La réalisation est précise et il faut visionner les bonus du DVD, entendre les explications de Rochant sur la direction d’acteurs pour apprécier et revoir la scène du dîner : celle où l’approche « amicale » sera tentée par les agents du Mossad pour convaincre Rémy Prieur de leur transmettre des informations. Tout dans cette scène est millimétré, comme le seraient les comportements des personnages, car un rien peut alerter la cible et la faire se refermer telle une huître. Ce qui est le cas. C’est donc Bernard Le Coq qui prend le relais dans une scène téléphonique mémorable : des microphones chez Remy Prieur permettent de comprendre qu’il est sur le point de tout dire à sa femme (il a déjà transmis des plans de la centrale nucléaire française livrée à l’Irak), Bernard Le Coq l’appelle aussitôt et lui demande s’il a besoin qu’il lui rafraîchisse la mémoire, faisant allusion à une partie fine organisée avec « Marie-Claude » (Sandrine Kiberlain) et lui lâchant qu’au besoin, il pourrait envoyer à sa femme la cassette… Prieur obtempère et part en dépression. La sexualité reste la tarte à la crème de la manipulation, seul bémol au scénario.

Originalité dans la narration, trois histoires sont racontées, au fil de l’évolution d’Ariel qui, petit à petit, nourrit des désillusions, jusqu’à vouloir quitter le service. La seconde est celle de l’utilisation de Marie-Claude pour coucher avec une cible qui sera assassinée dans son hôtel parisien. La prostituée sera sacrifiée par le Mossad, tout du moins en apparence, car elle réapparaît à la fin, comme fil rouge pour Ariel, amoureux interdit. Certains (bien informés ?) disent qu’en réalité, elle n’a jamais réapparu… sacrifiée d’une opération d’élimination réellement commise en France. La troisième est celle de Jonathan Pollard, officier dans les services de renseignements de la marine et qui transmet à Israël des informations classifiées, au mépris de plusieurs règles. Résultat : il se fait arrêter et le Mossad l’abandonne.

Quel est le point commun entre toutes ces histoires ? Elle sont toutes bâties sur des faits réels.

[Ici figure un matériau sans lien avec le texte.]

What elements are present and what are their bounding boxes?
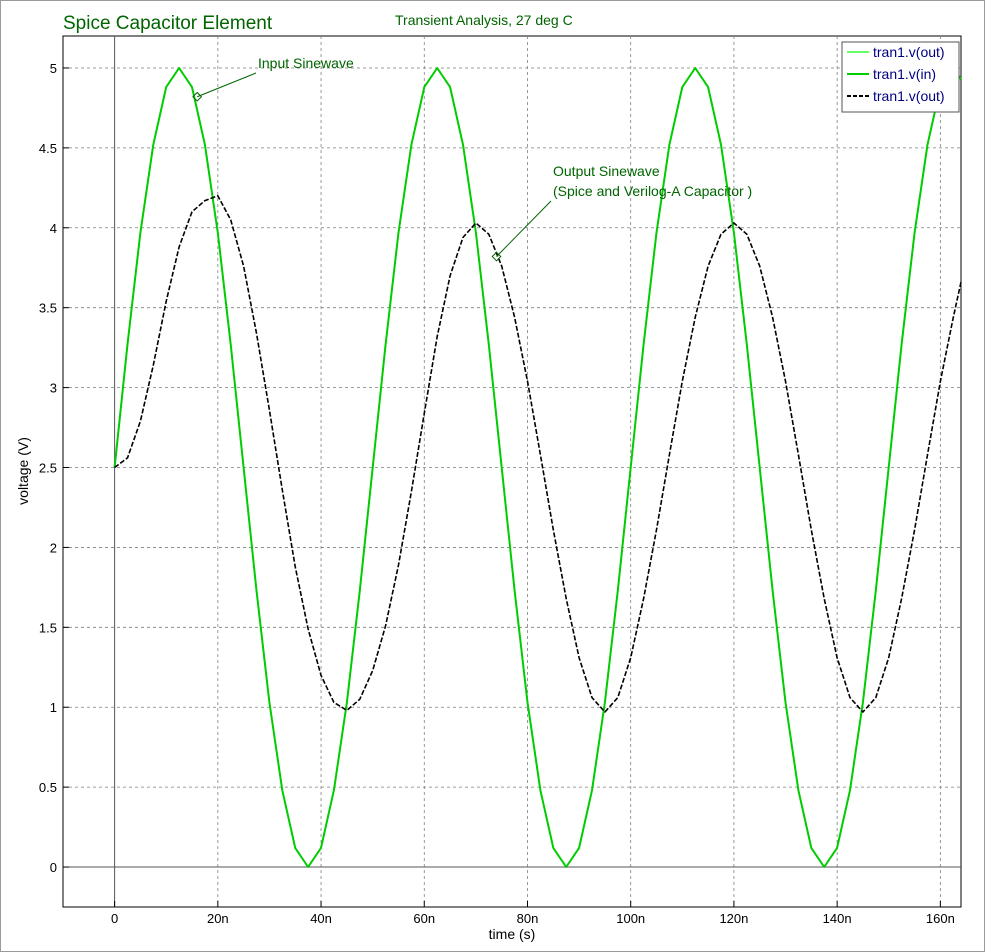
annotation-layer: Input Sinewave Output Sinewave (Spice and … [192, 55, 752, 262]
y-tick-label: 2.5 [39, 461, 57, 476]
y-tick-label: 1.5 [39, 620, 57, 635]
x-axis-ticks: 0 20n 40n 60n 80n 100n 120n 140n 160n [111, 901, 955, 926]
y-tick-label: 4.5 [39, 141, 57, 156]
chart-title: Spice Capacitor Element [63, 13, 273, 34]
x-tick-label: 80n [517, 911, 539, 926]
legend-label: tran1.v(in) [873, 66, 936, 82]
x-tick-label: 140n [823, 911, 852, 926]
x-tick-label: 120n [719, 911, 748, 926]
x-tick-label: 20n [207, 911, 229, 926]
series-layer [113, 67, 962, 868]
annotation-text: (Spice and Verilog-A Capacitor ) [553, 183, 752, 199]
annotation-leader [196, 72, 257, 98]
annotation-text: Output Sinewave [553, 163, 660, 179]
y-axis-label: voltage (V) [15, 437, 31, 505]
x-tick-label: 160n [926, 911, 955, 926]
legend: tran1.v(out) tran1.v(in) tran1.v(out) [841, 41, 960, 113]
y-tick-label: 0 [50, 860, 57, 875]
y-tick-label: 3 [50, 381, 57, 396]
x-tick-label: 60n [413, 911, 435, 926]
plot-area [62, 35, 962, 908]
chart-subtitle: Transient Analysis, 27 deg C [395, 12, 573, 28]
y-tick-label: 3.5 [39, 301, 57, 316]
annotation-marker [192, 91, 203, 102]
annotation-marker [491, 251, 502, 262]
y-tick-label: 2 [50, 540, 57, 555]
legend-label: tran1.v(out) [873, 88, 945, 104]
series-line-tran1-v-in- [113, 67, 962, 868]
y-axis-ticks: 0 0.5 1 1.5 2 2.5 3 3.5 4 4.5 5 [39, 61, 69, 875]
y-tick-label: 4 [50, 221, 57, 236]
x-tick-label: 40n [310, 911, 332, 926]
legend-label: tran1.v(out) [873, 44, 945, 60]
y-tick-label: 1 [50, 700, 57, 715]
zero-lines [63, 36, 961, 907]
y-tick-label: 0.5 [39, 780, 57, 795]
x-axis-label: time (s) [489, 926, 536, 942]
grid [63, 36, 961, 907]
annotation-leader [496, 200, 552, 257]
series-line-tran1-v-out- [114, 195, 962, 713]
legend-frame [841, 41, 960, 113]
annotation-text: Input Sinewave [258, 55, 354, 71]
x-tick-label: 100n [616, 911, 645, 926]
y-tick-label: 5 [50, 61, 57, 76]
x-tick-label: 0 [111, 911, 118, 926]
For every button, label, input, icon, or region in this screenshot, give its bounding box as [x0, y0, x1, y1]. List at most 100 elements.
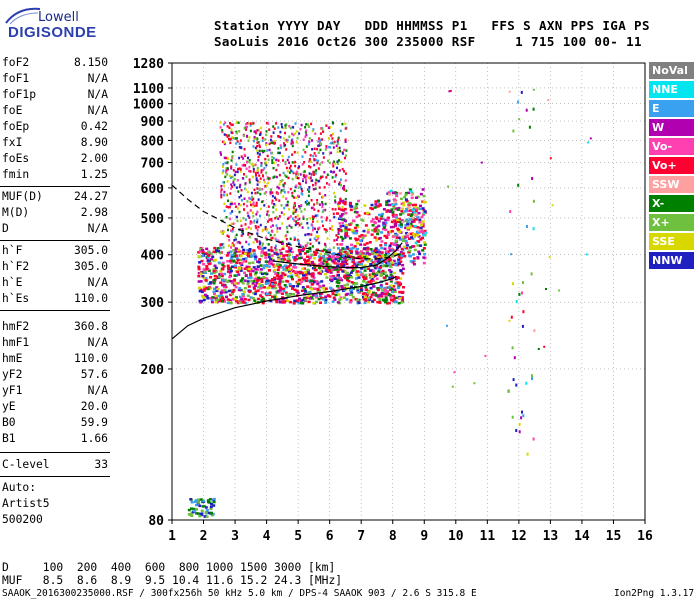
echo-pixel [376, 258, 380, 262]
echo-pixel [508, 319, 511, 322]
param-name: fmin [2, 168, 30, 181]
echo-pixel [299, 182, 302, 186]
echo-pixel [273, 294, 277, 297]
echo-pixel [247, 156, 249, 160]
param-name: hmF1 [2, 336, 30, 349]
echo-pixel [279, 144, 282, 147]
legend-item: Vo- [649, 138, 694, 155]
echo-pixel [371, 272, 375, 276]
echo-pixel [391, 203, 395, 207]
echo-pixel [405, 242, 409, 245]
echo-pixel [257, 141, 260, 144]
echo-pixel [262, 200, 265, 203]
echo-pixel [324, 301, 328, 304]
echo-pixel [251, 269, 255, 273]
echo-pixel [298, 252, 302, 256]
echo-pixel [282, 137, 285, 140]
echo-pixel [330, 134, 333, 137]
echo-pixel [305, 129, 308, 132]
echo-pixel [306, 255, 309, 258]
echo-pixel [347, 228, 351, 231]
echo-pixel [241, 252, 245, 255]
echo-pixel [422, 208, 426, 212]
echo-pixel [357, 301, 361, 304]
echo-pixel [219, 243, 222, 246]
echo-pixel [247, 226, 250, 229]
echo-pixel [407, 205, 411, 209]
echo-pixel [322, 224, 324, 228]
echo-pixel [404, 193, 408, 196]
echo-pixel [353, 210, 357, 214]
echo-pixel [374, 216, 378, 219]
echo-pixel [401, 239, 405, 243]
echo-pixel [254, 290, 258, 293]
echo-pixel [249, 250, 253, 254]
echo-pixel [337, 293, 341, 296]
echo-pixel [363, 256, 367, 259]
echo-pixel [229, 289, 233, 292]
echo-pixel [310, 261, 314, 264]
echo-pixel [256, 220, 259, 224]
echo-pixel [289, 300, 293, 304]
echo-pixel [337, 278, 341, 282]
echo-pixel [402, 203, 406, 207]
echo-pixel [304, 126, 307, 129]
echo-pixel [324, 258, 328, 261]
echo-pixel [226, 260, 230, 263]
echo-pixel [321, 220, 324, 223]
echo-pixel [313, 215, 315, 219]
echo-pixel [336, 289, 340, 292]
echo-pixel [238, 202, 240, 206]
echo-pixel [558, 289, 561, 292]
echo-pixel [297, 282, 300, 286]
echo-pixel [384, 251, 388, 255]
echo-pixel [398, 297, 402, 300]
echo-pixel [408, 218, 412, 221]
echo-pixel [268, 177, 271, 180]
echo-pixel [379, 266, 382, 269]
echo-pixel [290, 142, 293, 145]
echo-pixel [240, 146, 243, 150]
echo-pixel [209, 258, 213, 261]
echo-pixel [192, 507, 196, 511]
echo-pixel [374, 200, 378, 203]
echo-pixel [255, 238, 258, 241]
echo-pixel [212, 504, 216, 507]
echo-pixel [328, 145, 330, 149]
echo-pixel [332, 165, 335, 168]
muf-row: MUF 8.5 8.6 8.9 9.5 10.4 11.6 15.2 24.3 … [2, 574, 343, 587]
echo-pixel [256, 152, 259, 155]
echo-pixel [298, 165, 301, 168]
echo-pixel [218, 275, 221, 279]
echo-pixel [410, 193, 414, 197]
echo-pixel [291, 161, 294, 164]
echo-pixel [275, 175, 278, 179]
echo-pixel [346, 247, 350, 250]
echo-pixel [382, 256, 386, 259]
echo-pixel [252, 197, 255, 200]
echo-pixel [377, 224, 381, 228]
echo-pixel [362, 277, 366, 281]
echo-pixel [522, 414, 525, 418]
echo-pixel [244, 274, 248, 278]
echo-pixel [341, 122, 344, 126]
echo-pixel [358, 270, 362, 274]
echo-pixel [229, 212, 232, 215]
param-row: yE 20.0 [2, 400, 108, 416]
legend-item: SSE [649, 233, 694, 250]
echo-pixel [315, 235, 318, 238]
echo-pixel [312, 188, 315, 191]
echo-pixel [318, 144, 321, 147]
echo-pixel [255, 177, 258, 180]
echo-pixel [240, 234, 243, 237]
echo-pixel [395, 236, 399, 239]
echo-pixel [328, 258, 332, 261]
echo-pixel [283, 258, 287, 261]
echo-pixel [371, 300, 375, 303]
echo-pixel [291, 277, 294, 281]
echo-pixel [281, 280, 285, 283]
legend-item: Vo+ [649, 157, 694, 174]
echo-pixel [387, 260, 391, 264]
echo-pixel [383, 247, 387, 250]
echo-pixel [361, 219, 365, 222]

En réalité, Éric Rochant n’a pas eu à aller très loin pour puiser son inspiration et ceux qui souhaiteraient se documenter peuvent lire By way of deception du controversé ex-agent Victor Ostrovsky. Jonathan Pollard, condamné à perpétuité pour trahison par les États-Unis en 1987, a été libéré en novembre 2015, après avoir purgé trente ans de prison.

Il y a quelques années, à la fin d’une conférence à laquelle je participais, un agent de la DST présent dans l’auditoire est venu me trouver. Il avait remarqué que j’avais baptisé un personnage d’un de mes romans du nom d’Uri Eisenbach. Fin connaisseur, il y a reconnu l’hommage au film. Il s’agissait du pseudo utilisé par Ariel Brener dans cette scène mémorable où un instructeur tente par toutes les ruses de lui faire avouer son vrai nom. L’agent de la DST (appelons-le Lucas…) me fait cette confidence : le film était projeté pour sensibiliser certaines recrues aux méthodes des services…

Quels sont les points communs entre Le Dossier 51 et Les Patriotes ? Ils restituent tous deux avec brio et vraisemblance les méthodes et les outils des services de renseignement. Malgré les années, ils demeurent pertinents, non seulement au regard du sujet traité, mais aussi sur le terrain de l’art cinématographique.